Quando o diretor Frank Simon decidiu documentar os bastidores do Miss All-America Camp Beauty Contest de 1967, no documentário The Queen, queria apenas apresentar ao público geral o mundo dos concursos de drag queens. Mal sabia ele que iria registrar em filme um momento histórico para a comunidade LGBTQIAPN+.

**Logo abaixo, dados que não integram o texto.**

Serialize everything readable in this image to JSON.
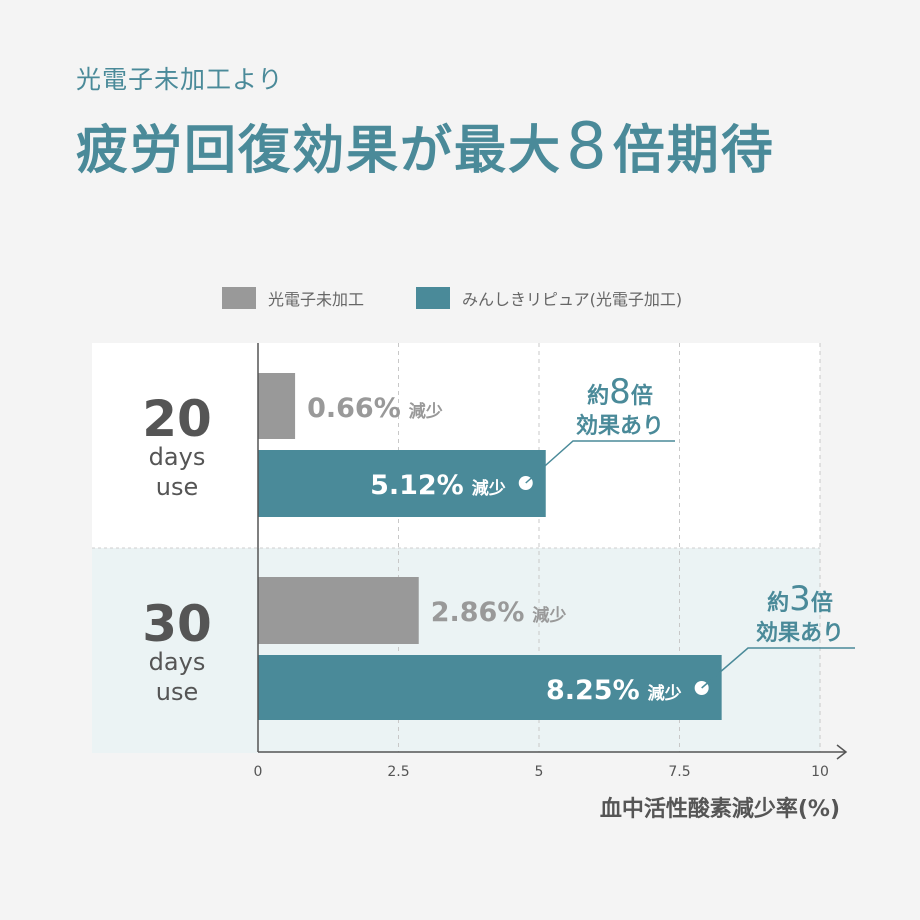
{
  "header": {
    "subtitle": "光電子未加工より",
    "title_part1": "疲労回復効果が最大",
    "title_number": "8",
    "title_part2": "倍期待"
  },
  "colors": {
    "accent": "#4a8a99",
    "gray_bar": "#999999",
    "row2_bg": "#ebf3f4",
    "row1_bg": "#ffffff"
  },
  "chart_data": {
    "type": "bar",
    "orientation": "horizontal",
    "categories": [
      {
        "number": "20",
        "line1": "days",
        "line2": "use"
      },
      {
        "number": "30",
        "line1": "days",
        "line2": "use"
      }
    ],
    "series": [
      {
        "name": "光電子未加工",
        "color": "#999999",
        "values": [
          0.66,
          2.86
        ],
        "labels": [
          "0.66%",
          "2.86%"
        ]
      },
      {
        "name": "みんしきリピュア(光電子加工)",
        "color": "#4a8a99",
        "values": [
          5.12,
          8.25
        ],
        "labels": [
          "5.12%",
          "8.25%"
        ]
      }
    ],
    "value_suffix": "減少",
    "annotations": [
      {
        "prefix": "約",
        "number": "8",
        "suffix": "倍",
        "line2": "効果あり"
      },
      {
        "prefix": "約",
        "number": "3",
        "suffix": "倍",
        "line2": "効果あり"
      }
    ],
    "xlim": [
      0,
      10
    ],
    "xticks": [
      "0",
      "2.5",
      "5",
      "7.5",
      "10"
    ],
    "xtick_values": [
      0,
      2.5,
      5,
      7.5,
      10
    ],
    "xlabel": "血中活性酸素減少率(%)",
    "grid": true,
    "legend_position": "top"
  }
}
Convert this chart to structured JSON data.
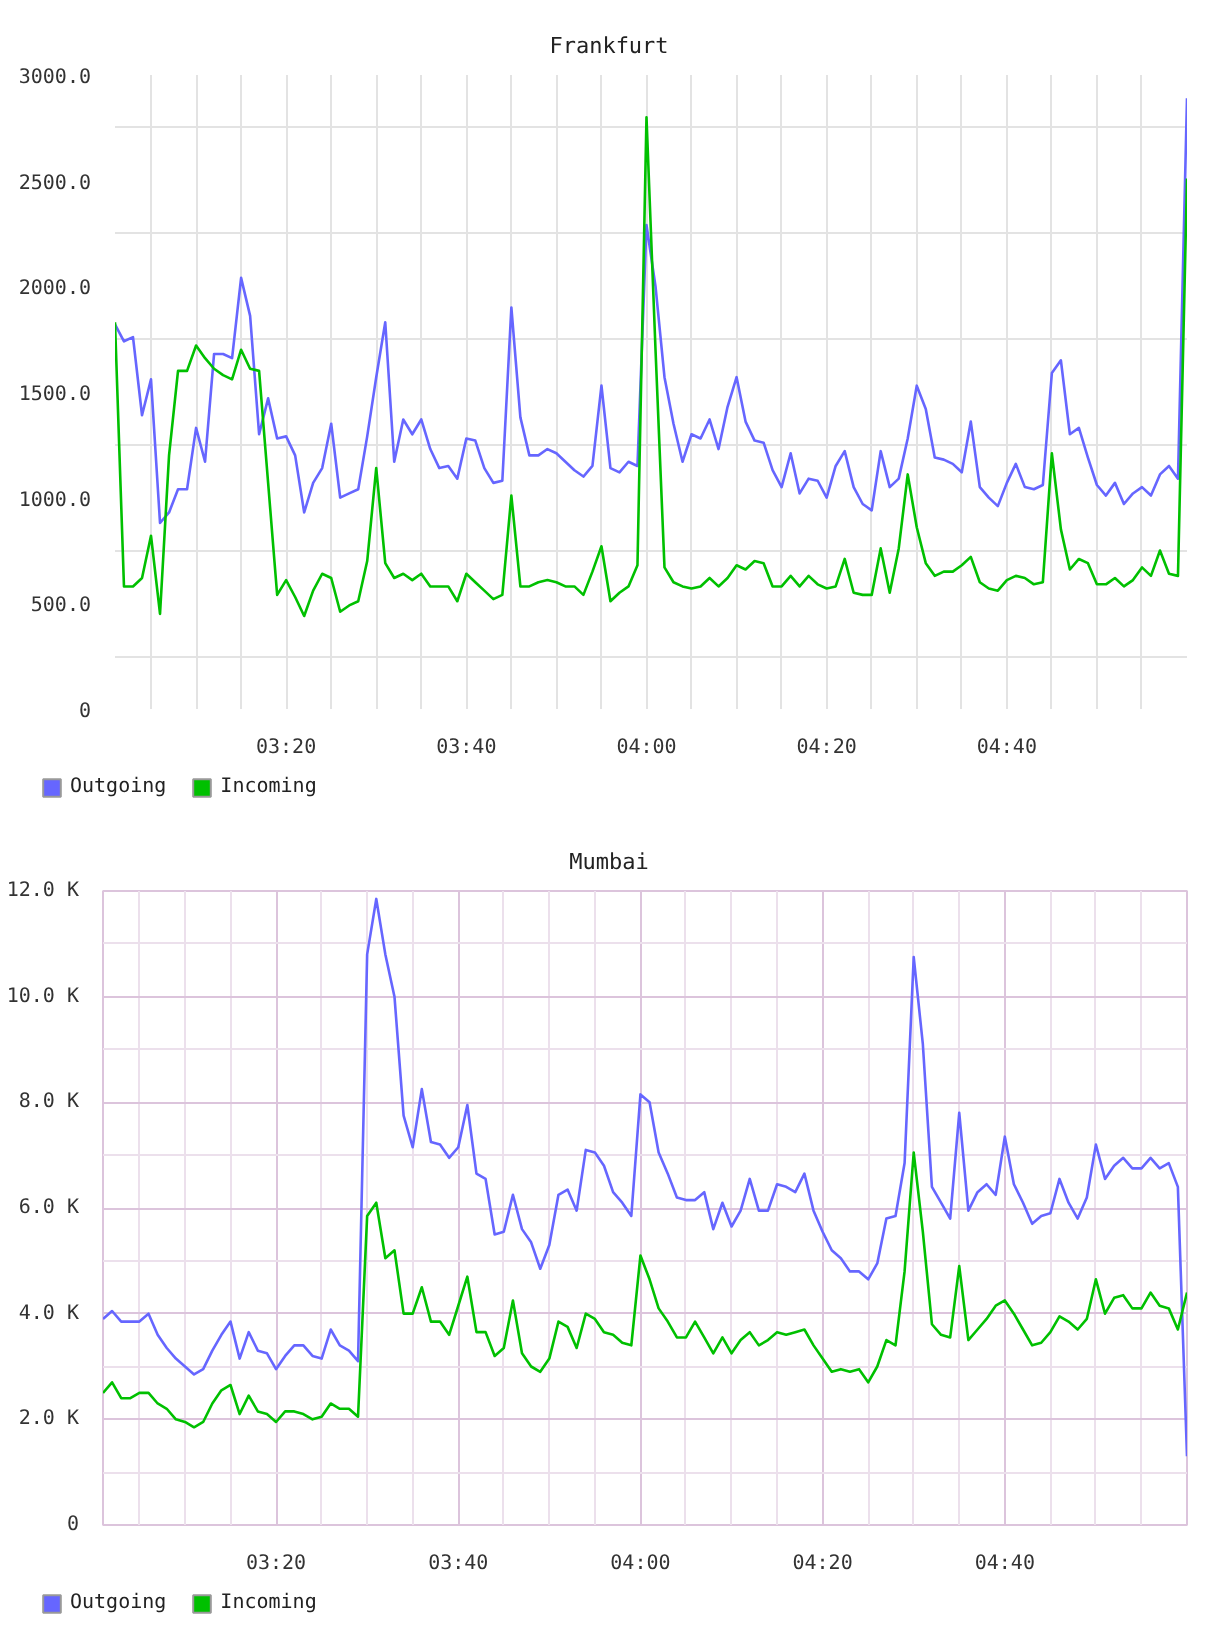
{
  "chart_data": [
    {
      "type": "line",
      "title": "Frankfurt",
      "x": [
        3.0167,
        3.0333,
        3.05,
        3.0667,
        3.0833,
        3.1,
        3.1167,
        3.1333,
        3.15,
        3.1667,
        3.1833,
        3.2,
        3.2167,
        3.2333,
        3.25,
        3.2667,
        3.2833,
        3.3,
        3.3167,
        3.3333,
        3.35,
        3.3667,
        3.3833,
        3.4,
        3.4167,
        3.4333,
        3.45,
        3.4667,
        3.4833,
        3.5,
        3.5167,
        3.5333,
        3.55,
        3.5667,
        3.5833,
        3.6,
        3.6167,
        3.6333,
        3.65,
        3.6667,
        3.6833,
        3.7,
        3.7167,
        3.7333,
        3.75,
        3.7667,
        3.7833,
        3.8,
        3.8167,
        3.8333,
        3.85,
        3.8667,
        3.8833,
        3.9,
        3.9167,
        3.9333,
        3.95,
        3.9667,
        3.9833,
        4.0,
        4.0167,
        4.0333,
        4.05,
        4.0667,
        4.0833,
        4.1,
        4.1167,
        4.1333,
        4.15,
        4.1667,
        4.1833,
        4.2,
        4.2167,
        4.2333,
        4.25,
        4.2667,
        4.2833,
        4.3,
        4.3167,
        4.3333,
        4.35,
        4.3667,
        4.3833,
        4.4,
        4.4167,
        4.4333,
        4.45,
        4.4667,
        4.4833,
        4.5,
        4.5167,
        4.5333,
        4.55,
        4.5667,
        4.5833,
        4.6,
        4.6167,
        4.6333,
        4.65,
        4.6667,
        4.6833,
        4.7,
        4.7167,
        4.7333,
        4.75,
        4.7667,
        4.7833,
        4.8,
        4.8167,
        4.8333,
        4.85,
        4.8667,
        4.8833,
        4.9,
        4.9167,
        4.9333,
        4.95,
        4.9667,
        4.9833,
        5.0
      ],
      "series": [
        {
          "name": "Outgoing",
          "color": "#6666ff",
          "values": [
            1820,
            1740,
            1760,
            1390,
            1560,
            880,
            930,
            1040,
            1040,
            1330,
            1170,
            1680,
            1680,
            1660,
            2040,
            1860,
            1300,
            1470,
            1280,
            1290,
            1200,
            930,
            1070,
            1140,
            1350,
            1000,
            1020,
            1040,
            1290,
            1570,
            1830,
            1170,
            1370,
            1300,
            1370,
            1230,
            1140,
            1150,
            1090,
            1280,
            1270,
            1140,
            1070,
            1080,
            1900,
            1380,
            1200,
            1200,
            1230,
            1210,
            1170,
            1130,
            1100,
            1150,
            1530,
            1140,
            1120,
            1170,
            1150,
            2290,
            2000,
            1570,
            1350,
            1170,
            1300,
            1280,
            1370,
            1230,
            1430,
            1570,
            1360,
            1270,
            1260,
            1130,
            1050,
            1210,
            1020,
            1090,
            1080,
            1000,
            1150,
            1220,
            1050,
            970,
            940,
            1220,
            1050,
            1090,
            1280,
            1530,
            1420,
            1190,
            1180,
            1160,
            1120,
            1360,
            1050,
            1000,
            960,
            1070,
            1160,
            1050,
            1040,
            1060,
            1590,
            1650,
            1300,
            1330,
            1190,
            1060,
            1010,
            1070,
            970,
            1020,
            1050,
            1010,
            1110,
            1150,
            1090,
            2890
          ]
        },
        {
          "name": "Incoming",
          "color": "#00c000",
          "values": [
            1830,
            580,
            580,
            620,
            820,
            450,
            1200,
            1600,
            1600,
            1720,
            1660,
            1610,
            1580,
            1560,
            1700,
            1610,
            1600,
            1070,
            540,
            610,
            530,
            440,
            560,
            640,
            620,
            460,
            490,
            510,
            700,
            1140,
            690,
            620,
            640,
            610,
            640,
            580,
            580,
            580,
            510,
            640,
            600,
            560,
            520,
            540,
            1010,
            580,
            580,
            600,
            610,
            600,
            580,
            580,
            540,
            650,
            770,
            510,
            550,
            580,
            680,
            2800,
            1700,
            670,
            600,
            580,
            570,
            580,
            620,
            580,
            620,
            680,
            660,
            700,
            690,
            580,
            580,
            630,
            580,
            630,
            590,
            570,
            580,
            710,
            550,
            540,
            540,
            760,
            550,
            760,
            1110,
            860,
            690,
            630,
            650,
            650,
            680,
            720,
            600,
            570,
            560,
            610,
            630,
            620,
            590,
            600,
            1210,
            850,
            660,
            710,
            690,
            590,
            590,
            620,
            580,
            610,
            670,
            630,
            750,
            640,
            630,
            2510
          ]
        }
      ],
      "xlim": [
        3.0167,
        5.0
      ],
      "xticks": [
        {
          "value": 3.0833,
          "label": null
        },
        {
          "value": 3.1667,
          "label": null
        },
        {
          "value": 3.25,
          "label": null
        },
        {
          "value": 3.3333,
          "label": "03:20"
        },
        {
          "value": 3.4167,
          "label": null
        },
        {
          "value": 3.5,
          "label": null
        },
        {
          "value": 3.5833,
          "label": null
        },
        {
          "value": 3.6667,
          "label": "03:40"
        },
        {
          "value": 3.75,
          "label": null
        },
        {
          "value": 3.8333,
          "label": null
        },
        {
          "value": 3.9167,
          "label": null
        },
        {
          "value": 4.0,
          "label": "04:00"
        },
        {
          "value": 4.0833,
          "label": null
        },
        {
          "value": 4.1667,
          "label": null
        },
        {
          "value": 4.25,
          "label": null
        },
        {
          "value": 4.3333,
          "label": "04:20"
        },
        {
          "value": 4.4167,
          "label": null
        },
        {
          "value": 4.5,
          "label": null
        },
        {
          "value": 4.5833,
          "label": null
        },
        {
          "value": 4.6667,
          "label": "04:40"
        },
        {
          "value": 4.75,
          "label": null
        },
        {
          "value": 4.8333,
          "label": null
        },
        {
          "value": 4.9167,
          "label": null
        }
      ],
      "ylim": [
        0,
        3000
      ],
      "yticks": [
        0,
        {
          "value": 250,
          "label": null
        },
        {
          "value": 500,
          "label": "500.0"
        },
        {
          "value": 750,
          "label": null
        },
        {
          "value": 1000,
          "label": "1000.0"
        },
        {
          "value": 1250,
          "label": null
        },
        {
          "value": 1500,
          "label": "1500.0"
        },
        {
          "value": 1750,
          "label": null
        },
        {
          "value": 2000,
          "label": "2000.0"
        },
        {
          "value": 2250,
          "label": null
        },
        {
          "value": 2500,
          "label": "2500.0"
        },
        {
          "value": 2750,
          "label": null
        },
        {
          "value": 3000,
          "label": "3000.0"
        }
      ],
      "grid": true,
      "legend": "bottom left"
    },
    {
      "type": "line",
      "title": "Mumbai",
      "x": [
        3.0167,
        3.0333,
        3.05,
        3.0667,
        3.0833,
        3.1,
        3.1167,
        3.1333,
        3.15,
        3.1667,
        3.1833,
        3.2,
        3.2167,
        3.2333,
        3.25,
        3.2667,
        3.2833,
        3.3,
        3.3167,
        3.3333,
        3.35,
        3.3667,
        3.3833,
        3.4,
        3.4167,
        3.4333,
        3.45,
        3.4667,
        3.4833,
        3.5,
        3.5167,
        3.5333,
        3.55,
        3.5667,
        3.5833,
        3.6,
        3.6167,
        3.6333,
        3.65,
        3.6667,
        3.6833,
        3.7,
        3.7167,
        3.7333,
        3.75,
        3.7667,
        3.7833,
        3.8,
        3.8167,
        3.8333,
        3.85,
        3.8667,
        3.8833,
        3.9,
        3.9167,
        3.9333,
        3.95,
        3.9667,
        3.9833,
        4.0,
        4.0167,
        4.0333,
        4.05,
        4.0667,
        4.0833,
        4.1,
        4.1167,
        4.1333,
        4.15,
        4.1667,
        4.1833,
        4.2,
        4.2167,
        4.2333,
        4.25,
        4.2667,
        4.2833,
        4.3,
        4.3167,
        4.3333,
        4.35,
        4.3667,
        4.3833,
        4.4,
        4.4167,
        4.4333,
        4.45,
        4.4667,
        4.4833,
        4.5,
        4.5167,
        4.5333,
        4.55,
        4.5667,
        4.5833,
        4.6,
        4.6167,
        4.6333,
        4.65,
        4.6667,
        4.6833,
        4.7,
        4.7167,
        4.7333,
        4.75,
        4.7667,
        4.7833,
        4.8,
        4.8167,
        4.8333,
        4.85,
        4.8667,
        4.8833,
        4.9,
        4.9167,
        4.9333,
        4.95,
        4.9667,
        4.9833,
        5.0
      ],
      "series": [
        {
          "name": "Outgoing",
          "color": "#6666ff",
          "values": [
            3900,
            4050,
            3850,
            3850,
            3850,
            4000,
            3600,
            3350,
            3150,
            3000,
            2850,
            2950,
            3300,
            3600,
            3850,
            3150,
            3650,
            3300,
            3250,
            2950,
            3200,
            3400,
            3400,
            3200,
            3150,
            3700,
            3400,
            3300,
            3100,
            10800,
            11850,
            10800,
            10000,
            7750,
            7150,
            8250,
            7250,
            7200,
            6950,
            7150,
            7950,
            6650,
            6550,
            5500,
            5550,
            6250,
            5600,
            5350,
            4850,
            5300,
            6250,
            6350,
            5950,
            7100,
            7050,
            6800,
            6300,
            6100,
            5850,
            8150,
            8000,
            7050,
            6650,
            6200,
            6150,
            6150,
            6300,
            5600,
            6100,
            5650,
            5950,
            6550,
            5950,
            5950,
            6450,
            6400,
            6300,
            6650,
            5950,
            5550,
            5200,
            5050,
            4800,
            4800,
            4650,
            4950,
            5800,
            5850,
            6850,
            10750,
            9100,
            6400,
            6100,
            5800,
            7800,
            5950,
            6300,
            6450,
            6250,
            7350,
            6450,
            6100,
            5700,
            5850,
            5900,
            6550,
            6100,
            5800,
            6200,
            7200,
            6550,
            6800,
            6950,
            6750,
            6750,
            6950,
            6750,
            6850,
            6400,
            1300
          ]
        },
        {
          "name": "Incoming",
          "color": "#00c000",
          "values": [
            2500,
            2700,
            2400,
            2400,
            2500,
            2500,
            2300,
            2200,
            2000,
            1950,
            1850,
            1950,
            2300,
            2550,
            2650,
            2100,
            2450,
            2150,
            2100,
            1950,
            2150,
            2150,
            2100,
            2000,
            2050,
            2300,
            2200,
            2200,
            2050,
            5850,
            6100,
            5050,
            5200,
            4000,
            4000,
            4500,
            3850,
            3850,
            3600,
            4150,
            4700,
            3650,
            3650,
            3200,
            3350,
            4250,
            3250,
            3000,
            2900,
            3150,
            3850,
            3750,
            3350,
            4000,
            3900,
            3650,
            3600,
            3450,
            3400,
            5100,
            4650,
            4100,
            3850,
            3550,
            3550,
            3850,
            3550,
            3250,
            3550,
            3250,
            3500,
            3650,
            3400,
            3500,
            3650,
            3600,
            3650,
            3700,
            3400,
            3150,
            2900,
            2950,
            2900,
            2950,
            2700,
            3000,
            3500,
            3400,
            4800,
            7050,
            5550,
            3800,
            3600,
            3550,
            4900,
            3500,
            3700,
            3900,
            4150,
            4250,
            4000,
            3700,
            3400,
            3450,
            3650,
            3950,
            3850,
            3700,
            3900,
            4650,
            4000,
            4300,
            4350,
            4100,
            4100,
            4400,
            4150,
            4100,
            3700,
            4400
          ]
        }
      ],
      "xlim": [
        3.0167,
        5.0
      ],
      "xticks": [
        {
          "value": 3.0833,
          "label": null
        },
        {
          "value": 3.1667,
          "label": null
        },
        {
          "value": 3.25,
          "label": null
        },
        {
          "value": 3.3333,
          "label": "03:20"
        },
        {
          "value": 3.4167,
          "label": null
        },
        {
          "value": 3.5,
          "label": null
        },
        {
          "value": 3.5833,
          "label": null
        },
        {
          "value": 3.6667,
          "label": "03:40"
        },
        {
          "value": 3.75,
          "label": null
        },
        {
          "value": 3.8333,
          "label": null
        },
        {
          "value": 3.9167,
          "label": null
        },
        {
          "value": 4.0,
          "label": "04:00"
        },
        {
          "value": 4.0833,
          "label": null
        },
        {
          "value": 4.1667,
          "label": null
        },
        {
          "value": 4.25,
          "label": null
        },
        {
          "value": 4.3333,
          "label": "04:20"
        },
        {
          "value": 4.4167,
          "label": null
        },
        {
          "value": 4.5,
          "label": null
        },
        {
          "value": 4.5833,
          "label": null
        },
        {
          "value": 4.6667,
          "label": "04:40"
        },
        {
          "value": 4.75,
          "label": null
        },
        {
          "value": 4.8333,
          "label": null
        },
        {
          "value": 4.9167,
          "label": null
        },
        {
          "value": 5.0,
          "label": null
        }
      ],
      "ylim": [
        0,
        12000
      ],
      "yticks": [
        0,
        {
          "value": 1000,
          "label": null
        },
        {
          "value": 2000,
          "label": "2.0 K"
        },
        {
          "value": 3000,
          "label": null
        },
        {
          "value": 4000,
          "label": "4.0 K"
        },
        {
          "value": 5000,
          "label": null
        },
        {
          "value": 6000,
          "label": "6.0 K"
        },
        {
          "value": 7000,
          "label": null
        },
        {
          "value": 8000,
          "label": "8.0 K"
        },
        {
          "value": 9000,
          "label": null
        },
        {
          "value": 10000,
          "label": "10.0 K"
        },
        {
          "value": 11000,
          "label": null
        },
        {
          "value": 12000,
          "label": "12.0 K"
        }
      ],
      "grid": true,
      "legend": "bottom left"
    }
  ]
}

No momento em que, ao final do concurso, Flawless Sabrina, apresentadora da competição e narradora do documentário, anunciou Crystal LaBeija como quarta colocada, a reação de LaBeija colocaria em movimento uma verdadeira revolução. Furiosa, ela quebrou o protocolo e simplesmente deixou o palco, de cabeça erguida, sem nem esperar o anúncio da vencedora.
O que acontece a seguir é uma metralhadora de verdades sobre a impossibilidade de alguém como LaBeija – de origem preta/latina – vencer um concurso como aquele. No calor do momento, muitos viram a atitude como apenas a fúria de uma má perdedora, ignorando o racismo denunciado por Crystal. Eis que alguém (que a câmera não capta) diz que ela está “mostrando suas verdadeiras cores”. Em inglês, essa expressão significa algo como “caiu a máscara”, mas a pessoa poderia muito bem ter dito isso no sentido literal.
“Eu tenho direito de mostrar a minha cor, querida”, foi a antológica resposta de Crystal LaBeija.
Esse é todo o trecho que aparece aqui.